Si los amigos de Pablo nos vimos de esta forma afectados, no quiero ni imaginar lo que pudo sentir la familia. A toda ella, mis profundas condolencias, mi respeto y mi adhesión.
Pablo Moro ganó un concurso de méritos para ocupar la plaza de Administrador del Centro Nacional de Hostelería y Turismo del INEM. Su responsabilidad era la jefatura de la gestión económico-administrativa de la unidad. Planificábamos los objetivos conjuntamente con otros miembros de la estructura, y luego Pablo se encargaba de elaborar los prepuestos y de conseguir los medios económicos y materiales para alcanzar dichos objetivos. Pronto se convirtió en una persona de mi absoluta confianza, en el amigo en quien te apoyas cuando las decisiones que has de tomar necesitan de más de una lectura y consideración. Su presencia en el Centro me permitió ausentarme para realizar otras funciones por cuenta del INEM en el extranjero. Y pronto, su capacidad de gestión, muy superior a la requerida por sus ya complejas funciones, no pasó desapercibida para quienes pensaban en asignarlo a otros propósitos de mucha más proyección. Supongo que lo consultó conmigo porque nos lo consultábamos todo. Pero sabía que yo le animaría a emprender un nuevo camino que le auguraba fulgurante. Y en condiciones normales, tendría que haber sido así.
El domingo 20 de marzo, mi mujer y yo estuvimos en su funeral, aunque de una forma íntima y recogida, a pesar de la inmensa cantidad de personas que se agolpaban en el interior de la iglesia y sus alrededores. Malen, si cabe, le profesaba a Pablo un cariño probablemente aún mayor, un cariño también correspondido por él. Esa intimidad buscada hizo que nos mantuviéramos al margen de cualquier otro acercamiento.

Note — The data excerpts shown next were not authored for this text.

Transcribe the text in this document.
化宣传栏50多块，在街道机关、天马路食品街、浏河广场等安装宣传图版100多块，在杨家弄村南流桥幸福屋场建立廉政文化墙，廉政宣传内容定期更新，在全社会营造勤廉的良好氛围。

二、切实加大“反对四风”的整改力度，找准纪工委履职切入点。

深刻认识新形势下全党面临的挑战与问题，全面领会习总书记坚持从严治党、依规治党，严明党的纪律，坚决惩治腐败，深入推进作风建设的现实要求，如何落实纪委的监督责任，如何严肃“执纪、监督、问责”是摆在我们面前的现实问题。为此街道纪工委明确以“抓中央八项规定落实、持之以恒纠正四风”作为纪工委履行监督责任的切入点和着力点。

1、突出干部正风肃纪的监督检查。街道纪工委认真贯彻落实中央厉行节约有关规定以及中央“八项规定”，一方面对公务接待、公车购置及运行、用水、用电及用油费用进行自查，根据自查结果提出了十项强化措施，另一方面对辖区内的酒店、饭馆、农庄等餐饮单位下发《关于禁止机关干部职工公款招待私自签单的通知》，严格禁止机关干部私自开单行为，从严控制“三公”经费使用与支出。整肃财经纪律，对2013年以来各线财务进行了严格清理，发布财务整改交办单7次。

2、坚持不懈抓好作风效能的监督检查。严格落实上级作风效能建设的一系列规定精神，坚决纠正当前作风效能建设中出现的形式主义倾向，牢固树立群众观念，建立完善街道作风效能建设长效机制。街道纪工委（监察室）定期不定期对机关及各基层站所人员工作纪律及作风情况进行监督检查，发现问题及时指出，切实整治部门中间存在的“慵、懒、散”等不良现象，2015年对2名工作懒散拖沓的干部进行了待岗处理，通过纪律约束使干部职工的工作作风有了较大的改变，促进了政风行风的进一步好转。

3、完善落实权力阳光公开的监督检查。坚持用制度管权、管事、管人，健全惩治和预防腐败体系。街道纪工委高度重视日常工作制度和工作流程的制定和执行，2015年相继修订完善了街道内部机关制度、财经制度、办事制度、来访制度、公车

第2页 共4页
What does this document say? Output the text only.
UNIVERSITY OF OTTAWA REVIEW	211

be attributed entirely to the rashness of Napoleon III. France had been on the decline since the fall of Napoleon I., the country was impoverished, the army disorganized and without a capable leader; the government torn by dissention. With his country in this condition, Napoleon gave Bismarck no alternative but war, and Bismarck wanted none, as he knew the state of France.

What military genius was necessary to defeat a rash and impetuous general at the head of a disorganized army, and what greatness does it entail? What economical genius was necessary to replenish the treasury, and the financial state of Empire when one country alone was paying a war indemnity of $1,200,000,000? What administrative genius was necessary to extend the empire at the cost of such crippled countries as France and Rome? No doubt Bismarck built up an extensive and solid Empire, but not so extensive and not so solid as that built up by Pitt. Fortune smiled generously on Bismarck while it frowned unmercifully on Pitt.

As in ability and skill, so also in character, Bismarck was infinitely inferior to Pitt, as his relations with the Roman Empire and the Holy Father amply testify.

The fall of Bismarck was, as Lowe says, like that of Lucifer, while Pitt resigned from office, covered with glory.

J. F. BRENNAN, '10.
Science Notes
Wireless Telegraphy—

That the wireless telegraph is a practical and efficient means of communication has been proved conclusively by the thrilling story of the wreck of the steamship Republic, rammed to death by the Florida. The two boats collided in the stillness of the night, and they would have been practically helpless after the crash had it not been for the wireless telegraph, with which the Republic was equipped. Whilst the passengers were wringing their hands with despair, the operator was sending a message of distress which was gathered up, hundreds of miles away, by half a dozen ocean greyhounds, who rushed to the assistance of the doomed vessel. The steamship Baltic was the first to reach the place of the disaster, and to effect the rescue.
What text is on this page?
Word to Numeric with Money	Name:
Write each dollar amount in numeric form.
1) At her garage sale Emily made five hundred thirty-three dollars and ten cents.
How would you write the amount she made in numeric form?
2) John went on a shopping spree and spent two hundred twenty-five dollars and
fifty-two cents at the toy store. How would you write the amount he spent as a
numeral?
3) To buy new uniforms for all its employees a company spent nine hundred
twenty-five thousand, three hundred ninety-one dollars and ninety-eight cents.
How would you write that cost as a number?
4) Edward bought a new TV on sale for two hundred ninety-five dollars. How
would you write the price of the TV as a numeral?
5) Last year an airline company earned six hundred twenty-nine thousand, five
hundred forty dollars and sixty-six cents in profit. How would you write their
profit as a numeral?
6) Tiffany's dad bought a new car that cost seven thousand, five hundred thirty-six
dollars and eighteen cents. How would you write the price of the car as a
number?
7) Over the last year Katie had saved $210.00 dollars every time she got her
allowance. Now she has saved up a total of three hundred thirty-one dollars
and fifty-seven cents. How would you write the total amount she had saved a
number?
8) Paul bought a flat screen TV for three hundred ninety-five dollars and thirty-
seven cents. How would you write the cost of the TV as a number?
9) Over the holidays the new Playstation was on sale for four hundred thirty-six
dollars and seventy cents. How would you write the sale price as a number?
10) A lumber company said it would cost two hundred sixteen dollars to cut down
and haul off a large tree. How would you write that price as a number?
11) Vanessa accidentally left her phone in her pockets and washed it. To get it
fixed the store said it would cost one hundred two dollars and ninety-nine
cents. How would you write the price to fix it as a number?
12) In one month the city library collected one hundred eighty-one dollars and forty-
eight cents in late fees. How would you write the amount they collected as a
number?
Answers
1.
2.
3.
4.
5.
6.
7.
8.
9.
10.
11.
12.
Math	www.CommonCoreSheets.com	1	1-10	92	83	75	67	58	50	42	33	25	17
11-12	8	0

La persona que nos importaba de verdad era Pablo, y ya no estaba allí.
Albergaba la esperanza de que, antes de abandonar yo este mundo, pudiera llegar a comprender, a través de sus labios, algo que sucedió después de su salida del Hotel-Escuela. Pero lo ilógico de la vida me ha arrebatado esa posibilidad. Ya no podrá ser.